No caso em concreto, o documento anexado no evento 12 faz prova de que o autor encontrava-
se habilitado no programa Bolsa Família, tendo sido bloqueado o benefício financeiro em
novembro/2017, por não localização da família no endereço indicado no CadÚnico, e cancelado
em 18/02/2018, por ausência de indicação do responsável familiar no cadastro.
Notório que o autor deu causa direta ao cancelamento do benefício. Realizado novo
procedimento de habilitação, embora tenha sido declarado como elegível em razão de se tratar
de pessoa em situação de extrema pobreza, a concessão do benefício financeiro depende do
cumprimento do requisito estabelecido pelo art. 6º da Lei nº 10.836/2004.
Ademais, havendo excedente municipal de cadastros habilitados face ao limite quantitativo da
seleção, deve ser dado prioridade aos cadastros das famílias com menor renda mensal per
capita e maior número de crianças e adolescentes de zero a dezessete anos, sem prejuízo da
utilização dos mecanismos previstos no § 1º do art. 18 do Decreto nº 5.209, de 2004. In casu, o
autor é solteiro, não tem filhos, razão pela qual, a despeito da situação de extrema pobreza, a
concessão judicial do benefício Bolsa Família poderá implicar prejuízo às famílias que estão em
situação de prioridade legal.
Dessarte, não merece ser acolhida a pretensão do autor”.

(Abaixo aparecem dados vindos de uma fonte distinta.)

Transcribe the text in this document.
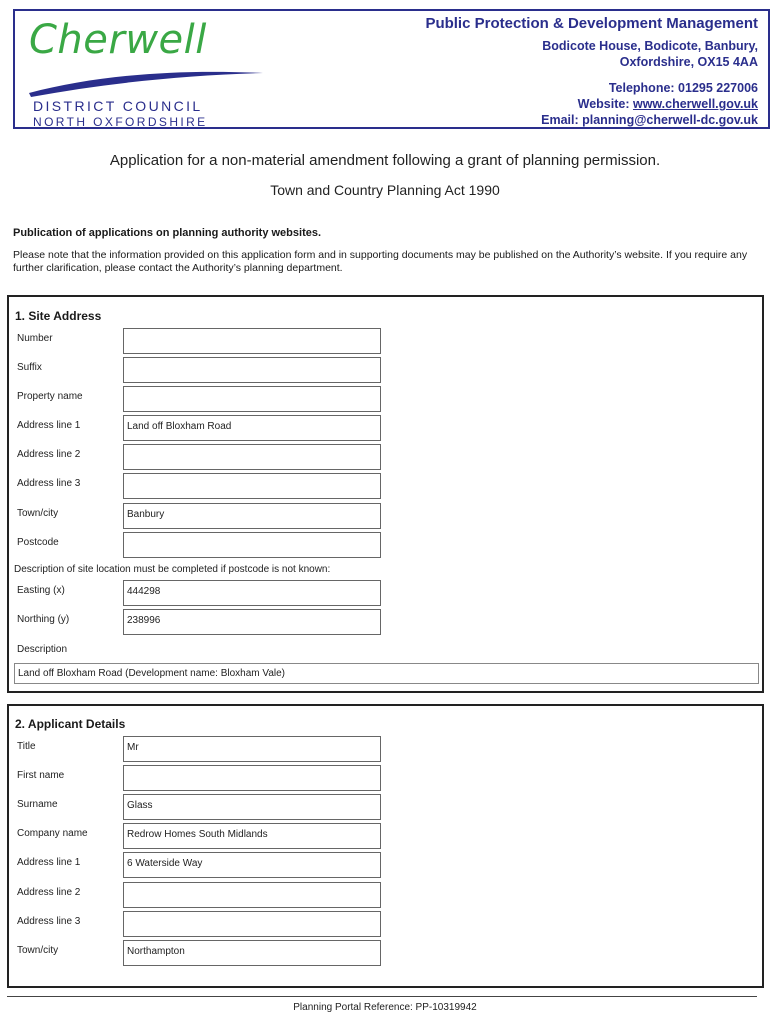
Cherwell
DISTRICT COUNCIL
NORTH OXFORDSHIRE
Public Protection & Development Management
Bodicote House, Bodicote, Banbury,
Oxfordshire, OX15 4AA
Telephone: 01295 227006
Website: www.cherwell.gov.uk
Email: planning@cherwell-dc.gov.uk
Application for a non-material amendment following a grant of planning permission.
Town and Country Planning Act 1990
Publication of applications on planning authority websites.
Please note that the information provided on this application form and in supporting documents may be published on the Authority’s website. If you require any further clarification, please contact the Authority’s planning department.
1. Site Address
Number
Suffix
Property name
Address line 1	Land off Bloxham Road
Address line 2
Address line 3
Town/city	Banbury
Postcode
Description of site location must be completed if postcode is not known:
Easting (x)	444298
Northing (y)	238996
Description
Land off Bloxham Road (Development name: Bloxham Vale)
2. Applicant Details
Title	Mr
First name
Surname	Glass
Company name	Redrow Homes South Midlands
Address line 1	6 Waterside Way
Address line 2
Address line 3
Town/city	Northampton
Planning Portal Reference: PP-10319942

A decisão recorrida não comporta qualquer reparo, eis que proferida com base em minudente
apreciação da prova e à luz dos parâmetros fixados pela legislação e pela jurisprudência em
relação à matéria controvertida. Considerando as regras de regência do Bolsa-Família, a
elegibilidade não é suficiente para a concessão do benefício, que depende também do conjunto
da população elegível no município e dos recursos disponibilizados. Diante dessas regras, o
deferimento judicial do benefício seria admissível se verificado erro no ato administrativo de
cessação do benefício -o que não é o caso -, mas não para uma nova concessão.
Ante o exposto, nego provimento ao recurso.
Condeno a parte recorrente ao pagamento de honorários advocatícios que fixo em 10% do valor
da causa, atualizados na data do pagamento, nos termos do artigo 55 da Lei 9.099/1995. A
execução dessa verba fica condicionada ao disposto no artigo 98, §3º, do Código de Processo
Civil, por ser a parte recorrente beneficiária da assistência judiciária gratuita.
É o voto.
E M E N T A
PREVIDENCIÁRIO. BOLSA-FAMÍLIA. Concessão do benefício condicionada à elegibilidade do
postulante e à disponibilidade de recursos destinados a cada município. Impossibilidade de
concessão sem a observância daordem de cadastro de potenciais beneficiários. Legalidade da
cessação do benefício anterior. Sentença mantida.
ACÓRDÃO
Vistos e relatados estes autos em que são partes as acima indicadas, a Décima Terceira
Turma, por unanimidade, negou provimento ao recurso, nos termos do relatório e voto que
ficam fazendo parte integrante do presente julgado.